Certain sections of the domestic consumers of electricity, too, will assume the burden of cross-subsidising the cost of power supplied to the poorer sections from the current year. At present, private educational institutions and sections of the industry are among those that cross-subsidise the cost of power supplied to others.
The quantum of burden on the sections of domestic consumers is bound to go up in the next four years, according to the Tamil Nadu Electricity Regulatory Commission’s latest tariff order, which is valid until 2026-27.
This has been made possible with the introduction of a category — domestic common supply (low tension-ID) — which will cover common facilities at multi-storey apartments, apart from the possibility of bringing under its fold additional connections at individual houses.
However, the tariff order has stated that separate portions can be provided additional connections on production of proof like rental agreements between the occupants of such portions and the house owners.
According to the general principle governing the concept of cross-subsidy, plus or minus 20% of the average cost of supply (ACOS) is permitted for all categories of consumers. Consumers below the poverty line who consume below a specified level, as prescribed in the National Electricity Policy, may receive a special support through cross-subsidy, and the tariffs will have to be at least 50% of the ACOS. These norms have been laid down by the Union Power Ministry in its 2016 gazette notification of the Tariff Policy. The State-level regulatory commissions will have to draw up roadmaps for achieving the objective: the tariff progressively reflects the cost of supply.
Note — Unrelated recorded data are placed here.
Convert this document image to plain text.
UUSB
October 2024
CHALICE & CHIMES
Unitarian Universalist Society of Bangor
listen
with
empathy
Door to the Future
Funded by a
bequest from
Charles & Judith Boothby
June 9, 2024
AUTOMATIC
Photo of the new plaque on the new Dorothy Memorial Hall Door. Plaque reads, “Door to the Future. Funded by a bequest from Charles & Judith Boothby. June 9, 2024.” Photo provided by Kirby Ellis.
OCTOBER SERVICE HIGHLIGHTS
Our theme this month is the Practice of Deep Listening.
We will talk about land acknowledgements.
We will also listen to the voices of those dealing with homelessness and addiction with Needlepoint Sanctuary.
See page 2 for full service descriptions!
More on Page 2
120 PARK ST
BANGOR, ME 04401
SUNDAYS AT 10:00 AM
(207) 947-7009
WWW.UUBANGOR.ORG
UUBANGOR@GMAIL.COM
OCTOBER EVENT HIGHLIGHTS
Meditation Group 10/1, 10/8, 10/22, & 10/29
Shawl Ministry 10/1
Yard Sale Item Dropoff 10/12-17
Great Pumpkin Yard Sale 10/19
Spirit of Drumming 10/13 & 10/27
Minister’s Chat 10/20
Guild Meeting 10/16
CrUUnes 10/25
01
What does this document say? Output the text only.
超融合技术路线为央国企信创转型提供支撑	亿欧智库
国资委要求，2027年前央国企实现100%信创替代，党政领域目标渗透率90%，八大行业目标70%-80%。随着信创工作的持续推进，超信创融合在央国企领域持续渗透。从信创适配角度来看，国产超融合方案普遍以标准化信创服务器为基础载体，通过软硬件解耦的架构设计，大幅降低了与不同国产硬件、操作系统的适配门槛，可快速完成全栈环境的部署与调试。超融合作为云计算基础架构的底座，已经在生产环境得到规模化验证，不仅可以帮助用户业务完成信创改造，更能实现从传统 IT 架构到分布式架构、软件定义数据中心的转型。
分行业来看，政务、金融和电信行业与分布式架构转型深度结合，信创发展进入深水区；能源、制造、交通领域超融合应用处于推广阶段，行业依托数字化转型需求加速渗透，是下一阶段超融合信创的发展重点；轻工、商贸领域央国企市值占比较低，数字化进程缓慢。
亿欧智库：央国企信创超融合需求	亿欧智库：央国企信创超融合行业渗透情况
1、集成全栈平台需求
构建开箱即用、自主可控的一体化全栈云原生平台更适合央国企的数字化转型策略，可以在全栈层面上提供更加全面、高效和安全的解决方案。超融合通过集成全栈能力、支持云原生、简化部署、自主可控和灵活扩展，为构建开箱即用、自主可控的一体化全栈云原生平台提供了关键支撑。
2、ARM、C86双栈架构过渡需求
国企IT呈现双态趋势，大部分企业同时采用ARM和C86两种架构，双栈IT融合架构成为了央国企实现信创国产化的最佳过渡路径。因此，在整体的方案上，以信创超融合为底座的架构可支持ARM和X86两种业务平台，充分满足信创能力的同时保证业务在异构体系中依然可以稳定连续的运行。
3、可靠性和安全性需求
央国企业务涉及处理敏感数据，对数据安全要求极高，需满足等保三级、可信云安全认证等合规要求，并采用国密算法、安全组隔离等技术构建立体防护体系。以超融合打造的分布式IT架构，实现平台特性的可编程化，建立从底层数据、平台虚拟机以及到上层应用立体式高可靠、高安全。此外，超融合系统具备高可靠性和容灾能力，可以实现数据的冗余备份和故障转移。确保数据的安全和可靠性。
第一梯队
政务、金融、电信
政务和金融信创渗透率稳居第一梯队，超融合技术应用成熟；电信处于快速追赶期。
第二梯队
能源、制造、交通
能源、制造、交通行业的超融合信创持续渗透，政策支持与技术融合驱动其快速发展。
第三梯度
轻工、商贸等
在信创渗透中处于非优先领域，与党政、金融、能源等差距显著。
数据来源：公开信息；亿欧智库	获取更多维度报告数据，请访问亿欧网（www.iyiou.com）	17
The TNERC, while treating the cross-subsidy levels approved for the current financial year as the opening level, has acknowledged that “it looks difficult to reduce the cross-subsidy to +20% of the ACOS for all categories within a short span of time”. Consequently, it has formulated the roadmap for reduction of cross-subsidy, considering the time frame of seven years till 2029-30.
What the TNERC has achieved is that the domestic consumers, per se, will enjoy a higher cross subsidy than the permitted 20% up to 2025-26. The cost recovery from them in 2026-27 will be 83% of the ACOS, meaning that the cross-subsidy will be lower than the permitted 20%. On the other hand, those who are charged under the domestic common supply category will pay higher than the ACOS from the first year — 2022-23 — when the cost recovery will be 108%. This will gradually go up in the coming years and touch 125% in 2026-27, which means the cost recovery breaches the permissible level by 5 percentage points.